Diese Geschichte beruht auf einer wahren Begebenheit. Das, was danach in der Bay-Arena passierte, übrigens auch.


Die Bayern-Apokalypse ist abgewendet. Wenigstens verschoben bis zum Trip nach Turin. Der Rekord-Rekordmeister hat nun, also weiterhin, ein kleines, jedoch gefedertes Polster auf die Konkurrenz. 20 Punkte. Deren 24 sind noch zu verteilen unter 17 hungrigen Hilfsbedürftigen, die mit dem einen Finger auf ihre leeren Teller zeigen und mit dem anderen, vorwurfsvoll, auf den gefräßigen Titelhamster im Süden.

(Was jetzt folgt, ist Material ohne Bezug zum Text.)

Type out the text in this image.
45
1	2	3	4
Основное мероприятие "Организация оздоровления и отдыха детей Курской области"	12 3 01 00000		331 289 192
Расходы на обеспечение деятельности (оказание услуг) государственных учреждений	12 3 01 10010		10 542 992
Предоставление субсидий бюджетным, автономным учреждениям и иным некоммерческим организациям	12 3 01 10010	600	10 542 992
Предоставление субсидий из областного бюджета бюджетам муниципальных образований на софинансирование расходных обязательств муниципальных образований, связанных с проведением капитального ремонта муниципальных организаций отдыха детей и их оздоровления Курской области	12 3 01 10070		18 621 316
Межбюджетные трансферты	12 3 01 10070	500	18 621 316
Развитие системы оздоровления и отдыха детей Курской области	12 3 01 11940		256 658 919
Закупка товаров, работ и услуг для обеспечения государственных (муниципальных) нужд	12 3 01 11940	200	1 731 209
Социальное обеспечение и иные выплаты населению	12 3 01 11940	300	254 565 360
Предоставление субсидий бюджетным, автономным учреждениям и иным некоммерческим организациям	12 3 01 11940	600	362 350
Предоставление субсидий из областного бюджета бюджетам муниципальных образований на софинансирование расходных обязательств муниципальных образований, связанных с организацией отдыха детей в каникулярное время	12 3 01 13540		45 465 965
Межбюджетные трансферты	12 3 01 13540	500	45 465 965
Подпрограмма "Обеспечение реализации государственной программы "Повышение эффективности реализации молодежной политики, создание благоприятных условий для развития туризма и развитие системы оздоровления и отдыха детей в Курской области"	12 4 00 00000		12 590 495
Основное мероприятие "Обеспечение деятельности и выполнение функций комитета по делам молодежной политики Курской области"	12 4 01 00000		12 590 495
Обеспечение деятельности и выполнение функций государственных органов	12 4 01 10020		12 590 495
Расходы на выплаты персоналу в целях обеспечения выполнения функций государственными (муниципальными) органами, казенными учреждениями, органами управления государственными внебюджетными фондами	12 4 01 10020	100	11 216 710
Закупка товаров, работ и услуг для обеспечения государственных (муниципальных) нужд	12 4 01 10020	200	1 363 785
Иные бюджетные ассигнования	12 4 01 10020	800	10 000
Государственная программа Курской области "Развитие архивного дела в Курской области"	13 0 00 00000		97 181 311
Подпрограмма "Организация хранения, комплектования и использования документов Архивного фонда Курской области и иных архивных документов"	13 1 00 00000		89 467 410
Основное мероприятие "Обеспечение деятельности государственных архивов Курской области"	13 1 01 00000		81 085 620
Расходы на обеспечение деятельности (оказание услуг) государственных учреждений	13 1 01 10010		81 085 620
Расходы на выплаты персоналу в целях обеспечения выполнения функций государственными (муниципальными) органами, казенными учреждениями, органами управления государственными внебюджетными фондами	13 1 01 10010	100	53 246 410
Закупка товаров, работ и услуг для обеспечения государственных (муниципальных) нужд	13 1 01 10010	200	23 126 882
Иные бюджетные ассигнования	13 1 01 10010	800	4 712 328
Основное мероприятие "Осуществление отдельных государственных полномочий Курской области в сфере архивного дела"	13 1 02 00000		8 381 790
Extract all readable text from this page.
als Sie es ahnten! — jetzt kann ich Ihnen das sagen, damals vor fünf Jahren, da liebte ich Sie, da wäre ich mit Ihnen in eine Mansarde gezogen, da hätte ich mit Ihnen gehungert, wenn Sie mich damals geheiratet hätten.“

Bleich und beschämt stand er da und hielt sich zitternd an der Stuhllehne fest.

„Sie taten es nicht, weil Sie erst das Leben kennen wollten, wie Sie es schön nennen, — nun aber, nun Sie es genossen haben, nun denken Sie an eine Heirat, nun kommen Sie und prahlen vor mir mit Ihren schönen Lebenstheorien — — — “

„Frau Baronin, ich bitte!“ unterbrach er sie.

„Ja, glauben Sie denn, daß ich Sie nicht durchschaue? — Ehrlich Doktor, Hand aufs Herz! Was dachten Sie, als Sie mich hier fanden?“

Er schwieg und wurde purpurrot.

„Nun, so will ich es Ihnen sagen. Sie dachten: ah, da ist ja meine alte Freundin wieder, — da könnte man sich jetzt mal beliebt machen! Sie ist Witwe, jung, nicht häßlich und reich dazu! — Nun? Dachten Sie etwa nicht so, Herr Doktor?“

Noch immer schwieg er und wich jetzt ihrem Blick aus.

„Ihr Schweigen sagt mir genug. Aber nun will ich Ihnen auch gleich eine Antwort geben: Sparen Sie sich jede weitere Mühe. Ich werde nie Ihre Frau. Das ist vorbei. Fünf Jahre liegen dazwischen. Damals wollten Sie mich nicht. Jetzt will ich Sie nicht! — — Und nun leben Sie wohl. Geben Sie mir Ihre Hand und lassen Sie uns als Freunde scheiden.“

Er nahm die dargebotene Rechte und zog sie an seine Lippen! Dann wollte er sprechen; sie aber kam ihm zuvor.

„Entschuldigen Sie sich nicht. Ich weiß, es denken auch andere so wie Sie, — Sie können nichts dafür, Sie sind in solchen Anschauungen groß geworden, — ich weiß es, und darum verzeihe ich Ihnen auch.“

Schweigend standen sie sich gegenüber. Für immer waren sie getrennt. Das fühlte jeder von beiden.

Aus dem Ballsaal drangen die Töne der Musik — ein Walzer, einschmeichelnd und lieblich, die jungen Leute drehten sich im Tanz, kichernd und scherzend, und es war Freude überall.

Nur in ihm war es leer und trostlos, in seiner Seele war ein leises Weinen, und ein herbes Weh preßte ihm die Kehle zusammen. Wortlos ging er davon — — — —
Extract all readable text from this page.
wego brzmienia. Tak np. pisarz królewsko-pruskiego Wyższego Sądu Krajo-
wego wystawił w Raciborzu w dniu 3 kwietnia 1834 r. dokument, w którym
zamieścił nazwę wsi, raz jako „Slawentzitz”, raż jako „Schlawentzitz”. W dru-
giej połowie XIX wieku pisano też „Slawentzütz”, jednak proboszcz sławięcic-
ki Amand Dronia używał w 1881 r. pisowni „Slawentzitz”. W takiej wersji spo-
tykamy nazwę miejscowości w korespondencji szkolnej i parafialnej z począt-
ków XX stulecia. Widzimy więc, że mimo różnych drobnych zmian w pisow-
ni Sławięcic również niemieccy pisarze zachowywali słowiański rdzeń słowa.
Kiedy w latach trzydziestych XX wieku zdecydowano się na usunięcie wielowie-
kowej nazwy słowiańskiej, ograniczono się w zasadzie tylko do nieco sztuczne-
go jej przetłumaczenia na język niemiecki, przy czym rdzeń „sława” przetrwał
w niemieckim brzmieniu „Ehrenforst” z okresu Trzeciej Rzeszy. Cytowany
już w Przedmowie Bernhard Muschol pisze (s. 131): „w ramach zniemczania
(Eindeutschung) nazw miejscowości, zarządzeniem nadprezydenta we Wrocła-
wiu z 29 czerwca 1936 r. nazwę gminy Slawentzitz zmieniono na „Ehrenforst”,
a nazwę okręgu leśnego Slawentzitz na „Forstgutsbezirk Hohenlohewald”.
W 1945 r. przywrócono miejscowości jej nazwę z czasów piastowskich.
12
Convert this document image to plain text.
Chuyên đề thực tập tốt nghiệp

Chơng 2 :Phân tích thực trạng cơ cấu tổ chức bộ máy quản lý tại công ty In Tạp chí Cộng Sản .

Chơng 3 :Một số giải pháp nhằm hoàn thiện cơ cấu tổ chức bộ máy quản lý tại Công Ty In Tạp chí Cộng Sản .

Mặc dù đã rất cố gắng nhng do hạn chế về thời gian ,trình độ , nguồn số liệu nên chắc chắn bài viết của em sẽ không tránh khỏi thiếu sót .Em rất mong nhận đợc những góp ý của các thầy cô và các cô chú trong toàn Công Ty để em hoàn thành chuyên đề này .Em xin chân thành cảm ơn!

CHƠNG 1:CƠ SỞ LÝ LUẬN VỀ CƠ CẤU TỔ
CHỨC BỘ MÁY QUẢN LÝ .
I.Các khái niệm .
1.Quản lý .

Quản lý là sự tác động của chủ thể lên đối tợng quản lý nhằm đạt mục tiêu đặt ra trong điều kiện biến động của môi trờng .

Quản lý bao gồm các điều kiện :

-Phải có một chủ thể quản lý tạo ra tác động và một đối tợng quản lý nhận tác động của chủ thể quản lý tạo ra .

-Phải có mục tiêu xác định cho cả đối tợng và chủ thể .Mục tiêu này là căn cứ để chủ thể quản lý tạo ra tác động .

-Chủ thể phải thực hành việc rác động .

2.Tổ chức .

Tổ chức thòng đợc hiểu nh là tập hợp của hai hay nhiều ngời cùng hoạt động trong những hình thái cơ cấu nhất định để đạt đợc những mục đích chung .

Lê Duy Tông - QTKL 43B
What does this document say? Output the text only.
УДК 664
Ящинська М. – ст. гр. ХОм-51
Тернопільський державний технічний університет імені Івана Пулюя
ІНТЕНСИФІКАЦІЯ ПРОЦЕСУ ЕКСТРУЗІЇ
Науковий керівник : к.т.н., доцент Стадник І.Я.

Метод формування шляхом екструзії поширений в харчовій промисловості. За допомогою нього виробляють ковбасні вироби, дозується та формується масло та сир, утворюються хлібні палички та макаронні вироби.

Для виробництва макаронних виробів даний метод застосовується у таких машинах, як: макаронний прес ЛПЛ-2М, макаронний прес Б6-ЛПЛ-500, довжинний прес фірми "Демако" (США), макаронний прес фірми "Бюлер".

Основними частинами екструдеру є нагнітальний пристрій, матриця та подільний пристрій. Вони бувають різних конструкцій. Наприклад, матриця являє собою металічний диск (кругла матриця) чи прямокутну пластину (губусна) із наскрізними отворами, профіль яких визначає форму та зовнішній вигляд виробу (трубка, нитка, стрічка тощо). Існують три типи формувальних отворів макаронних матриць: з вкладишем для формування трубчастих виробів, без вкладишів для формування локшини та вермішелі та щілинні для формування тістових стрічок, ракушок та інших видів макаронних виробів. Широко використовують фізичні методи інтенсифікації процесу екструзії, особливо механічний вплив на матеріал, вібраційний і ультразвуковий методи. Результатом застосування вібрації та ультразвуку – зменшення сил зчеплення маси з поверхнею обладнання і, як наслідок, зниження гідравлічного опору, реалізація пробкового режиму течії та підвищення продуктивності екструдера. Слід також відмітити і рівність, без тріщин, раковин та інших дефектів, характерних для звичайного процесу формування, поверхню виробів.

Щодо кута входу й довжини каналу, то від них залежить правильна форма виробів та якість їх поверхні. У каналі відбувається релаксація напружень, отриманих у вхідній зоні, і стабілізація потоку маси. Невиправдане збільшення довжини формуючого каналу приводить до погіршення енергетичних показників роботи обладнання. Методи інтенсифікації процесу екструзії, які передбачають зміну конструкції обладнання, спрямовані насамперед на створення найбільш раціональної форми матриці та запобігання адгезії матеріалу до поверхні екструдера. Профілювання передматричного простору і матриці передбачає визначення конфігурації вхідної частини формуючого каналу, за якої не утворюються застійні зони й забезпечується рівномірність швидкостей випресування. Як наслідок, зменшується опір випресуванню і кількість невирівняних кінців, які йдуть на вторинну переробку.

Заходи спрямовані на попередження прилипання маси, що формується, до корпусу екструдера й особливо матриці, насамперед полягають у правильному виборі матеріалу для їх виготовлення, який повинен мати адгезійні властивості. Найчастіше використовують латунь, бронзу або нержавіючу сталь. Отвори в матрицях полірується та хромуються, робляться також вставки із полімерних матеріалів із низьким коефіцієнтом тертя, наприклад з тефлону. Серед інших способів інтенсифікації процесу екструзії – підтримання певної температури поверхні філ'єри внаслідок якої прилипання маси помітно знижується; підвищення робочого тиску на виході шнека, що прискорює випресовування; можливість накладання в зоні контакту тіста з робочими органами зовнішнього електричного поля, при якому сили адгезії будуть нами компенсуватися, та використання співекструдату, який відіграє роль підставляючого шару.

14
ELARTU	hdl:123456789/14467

Nicht nur der passionierte Zahlen-Freund Kalle-Fußball-ist-keine-Mathematik-Rummenigge kann errechnen, dass die Meisterschaft theoretisch schon am nächsten Spieltag entschieden sein könnte. Nämlich dann, wenn Bayern den HSV schlägt und Dortmund nicht in Stuttgart gewinnt. Leverkusen ist durch die Pleite vom Samstag überraschend aus dem Rennen. Hat nun 24 Punkte Rückstand. Bitter.

 

Holt Hoeneß dann Klinsmann zurück?

 

Die Salatschüssel im Osternest, eine merkwürdige Vorstellung. So forsche Töne wagte selbst der Hoeneß Uli niemals anzuschlagen. Im Gegenteil: „Der Nikolaus ist nicht der Osterhase“, belehrte er einst das Fuß(ball)volk, ein Tabellenbild im Winter könne sich bis April gewandelt haben, sollte die Botschaft sein. Doch da seine unverschämten Untertanen 2012 und 2013 nach Christus lässig das Zepter kreisen lassen, wäre auch diese unverrückbar scheinende Weisheit plötzlich an Hasen-Ohren herbeigezogen. Holt El Presidente dann mit Schaum vor dem Mund Klinsmann zurück? Wird Hoeneß endlich Mutter Teresa? Interveniert er gar im Vatikan? Aktenzeichen XY, bitte übernehmen Sie. 




















Im schlimmsten Fall suchen Kinder draußen bei Eis und Schnee verstört nach Ostereiern und zur selben Zeit sackt Bayern die Meisterschaft ein. Bizarr. Bald werden Fragen aufgeworfen, ob wir abnormal gut waren oder der Rest unterirdisch schlecht. Und was der Turbo-Titel wert ist, wenn internationale Pokale in Regalen mit Baujahr 2001 verstauben. Denn es kann so schnell vorbei sein, so verdammt schnell. Was nützt aller Glanz und aller Gloria und aller Thomas Müller, wenn Arsenal in der Nachspielzeit noch einen reingestolpert hätte? Ach Fußball, du bist eine ständige Hassliebe, mal Hass, beim FC Bayern meistens Liebe, aber die Klippe ins Nichts kann schneller kommen als Tymoshchuk fähig ist, den Ball zu kontrollieren. 

 

Gegen Juve müssen der Bernhard und ich wieder zusammen das Spiel schauen. Sonst besteht die Gefahr einer verlorenen Saison. Mit Double und so. Bayern-Fan zu sein, bedeutet, Entbehrungen akzeptieren zu können.